People v. Gordon

— Appeal from a judgment of the Chautauqua County Court (John T. Ward, J.), rendered August 30, 2010. The judgment convicted defendant, upon his plea of guilty, of assault in the second degree.

It is hereby ordered that the judgment so appealed from is unanimously affirmed.

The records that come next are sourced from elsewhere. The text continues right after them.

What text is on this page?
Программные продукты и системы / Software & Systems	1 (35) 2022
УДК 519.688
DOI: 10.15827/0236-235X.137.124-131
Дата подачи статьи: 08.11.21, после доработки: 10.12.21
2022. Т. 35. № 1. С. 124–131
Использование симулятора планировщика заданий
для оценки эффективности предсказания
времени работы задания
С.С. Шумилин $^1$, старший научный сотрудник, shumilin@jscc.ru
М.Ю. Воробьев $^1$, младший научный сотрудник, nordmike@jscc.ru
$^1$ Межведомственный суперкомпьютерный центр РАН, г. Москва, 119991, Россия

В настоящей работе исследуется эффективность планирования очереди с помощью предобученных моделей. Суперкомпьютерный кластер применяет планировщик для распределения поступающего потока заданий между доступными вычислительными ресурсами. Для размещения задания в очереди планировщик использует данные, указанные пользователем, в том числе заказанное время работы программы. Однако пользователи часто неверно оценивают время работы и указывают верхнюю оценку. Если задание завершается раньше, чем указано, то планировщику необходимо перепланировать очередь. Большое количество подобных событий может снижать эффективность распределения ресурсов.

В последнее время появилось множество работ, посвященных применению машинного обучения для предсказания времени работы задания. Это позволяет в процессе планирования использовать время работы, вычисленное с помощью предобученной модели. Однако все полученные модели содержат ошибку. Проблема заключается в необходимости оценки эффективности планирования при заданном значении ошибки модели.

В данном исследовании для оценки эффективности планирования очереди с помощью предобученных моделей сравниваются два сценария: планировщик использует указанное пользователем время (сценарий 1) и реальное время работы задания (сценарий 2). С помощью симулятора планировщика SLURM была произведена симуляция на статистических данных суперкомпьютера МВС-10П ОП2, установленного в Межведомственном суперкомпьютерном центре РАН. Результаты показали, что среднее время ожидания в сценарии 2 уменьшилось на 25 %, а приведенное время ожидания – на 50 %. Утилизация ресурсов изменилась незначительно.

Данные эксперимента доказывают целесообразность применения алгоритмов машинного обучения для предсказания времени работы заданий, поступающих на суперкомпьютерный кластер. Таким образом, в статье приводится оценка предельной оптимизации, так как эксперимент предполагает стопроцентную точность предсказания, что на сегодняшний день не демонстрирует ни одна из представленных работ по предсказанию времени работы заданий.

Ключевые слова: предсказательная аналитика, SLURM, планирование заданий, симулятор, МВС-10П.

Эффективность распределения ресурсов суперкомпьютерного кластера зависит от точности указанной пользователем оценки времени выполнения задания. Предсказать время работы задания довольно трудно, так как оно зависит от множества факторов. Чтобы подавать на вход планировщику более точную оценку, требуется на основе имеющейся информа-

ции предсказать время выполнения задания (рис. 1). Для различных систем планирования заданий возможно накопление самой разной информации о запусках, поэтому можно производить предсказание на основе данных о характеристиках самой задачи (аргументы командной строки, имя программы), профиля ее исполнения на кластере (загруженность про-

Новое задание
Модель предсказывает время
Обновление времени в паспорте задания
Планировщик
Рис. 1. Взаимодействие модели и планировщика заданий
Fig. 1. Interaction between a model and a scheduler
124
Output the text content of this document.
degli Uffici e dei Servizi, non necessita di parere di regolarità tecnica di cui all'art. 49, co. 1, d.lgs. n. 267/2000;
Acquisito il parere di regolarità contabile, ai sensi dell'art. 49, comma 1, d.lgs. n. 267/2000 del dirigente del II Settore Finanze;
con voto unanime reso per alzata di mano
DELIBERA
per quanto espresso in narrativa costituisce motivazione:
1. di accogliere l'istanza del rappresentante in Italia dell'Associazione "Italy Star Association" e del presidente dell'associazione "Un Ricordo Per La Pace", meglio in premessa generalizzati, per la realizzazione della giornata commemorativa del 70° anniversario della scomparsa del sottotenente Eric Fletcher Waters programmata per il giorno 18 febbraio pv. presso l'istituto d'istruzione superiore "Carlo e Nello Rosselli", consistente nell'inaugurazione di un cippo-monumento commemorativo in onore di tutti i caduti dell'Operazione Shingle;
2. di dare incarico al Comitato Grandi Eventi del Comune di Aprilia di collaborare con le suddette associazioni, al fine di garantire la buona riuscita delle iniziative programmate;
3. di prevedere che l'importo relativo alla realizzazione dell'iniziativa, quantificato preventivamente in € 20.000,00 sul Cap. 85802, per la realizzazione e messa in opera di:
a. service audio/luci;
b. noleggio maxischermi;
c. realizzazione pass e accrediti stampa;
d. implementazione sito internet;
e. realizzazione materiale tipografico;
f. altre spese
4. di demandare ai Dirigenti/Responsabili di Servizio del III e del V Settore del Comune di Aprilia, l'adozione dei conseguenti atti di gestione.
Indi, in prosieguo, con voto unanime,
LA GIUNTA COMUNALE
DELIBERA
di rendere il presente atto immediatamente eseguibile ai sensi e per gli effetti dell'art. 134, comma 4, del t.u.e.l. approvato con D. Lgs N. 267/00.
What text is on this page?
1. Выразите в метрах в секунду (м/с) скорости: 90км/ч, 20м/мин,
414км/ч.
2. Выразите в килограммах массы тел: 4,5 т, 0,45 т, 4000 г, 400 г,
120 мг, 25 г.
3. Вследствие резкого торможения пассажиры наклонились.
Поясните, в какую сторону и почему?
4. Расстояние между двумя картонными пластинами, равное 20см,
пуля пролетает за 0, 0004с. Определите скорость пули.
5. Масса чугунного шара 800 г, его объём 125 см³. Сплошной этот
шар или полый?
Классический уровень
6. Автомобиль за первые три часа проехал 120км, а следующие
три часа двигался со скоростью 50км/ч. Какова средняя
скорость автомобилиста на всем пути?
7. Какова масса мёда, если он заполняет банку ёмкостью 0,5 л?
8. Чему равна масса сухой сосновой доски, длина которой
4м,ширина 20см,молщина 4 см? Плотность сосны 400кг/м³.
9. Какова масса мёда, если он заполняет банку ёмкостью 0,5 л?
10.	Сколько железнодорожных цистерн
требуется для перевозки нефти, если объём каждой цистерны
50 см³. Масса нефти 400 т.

Memorandum: Defendant appeals from a judgment convicting him upon his guilty plea of assault in the second degree (Penal Law § 120.05 [1]). Defendant’s contention “that his plea was not knowing, intelligent and voluntary ‘because he did not recite the underlying facts of the crime but simply replied to County Court’s questions with monosyllabic responses is actually a challenge to the factual sufficiency of the plea allocution’ ” (People v Simcoe, 74 AD3d 1858, 1859 [2010], lv denied 15 NY3d 778 [2010]; see People v Brown, 66 AD3d 1385, 1385 [2009], lv denied 14 NY3d 839 [2010]). “[Defendant failed to preserve that challenge for our review by moving to withdraw the plea or ... to vacate the judgment of conviction” (People v Jamison, 71 AD3d 1435, 1436 [2010], lv denied 14 NY3d 888 [2010]; see People v Lopez, 71 NY2d 662, 665 [1988]). In any event, “[defendant's monosyllabic responses to [the] [c]ourt’s questions did not render the plea invalid. Moreover, there is no requirement that a defendant personally recite the facts underlying his or her crime[ ] during the plea colloquy, and, here, [t]he record establishes that defendant confirmed the accuracy of [the court’s] recitation of the facts underlying the crime” (People v Bullock, 78 AD3d 1697, 1698 [2010], lv denied 16 NY3d 742 [2011] [internal quotation marks and citations omitted]; see Jamison, 71 AD3d at 1436; People v Bailey, 49 AD3d 1258, 1259 [2008], lv denied 10 NY3d 932 [2008]).

Finally, the sentence is not unduly harsh or severe. Present— Scudder, PJ., Smith, Centra, Fahey and Peradotto, JJ.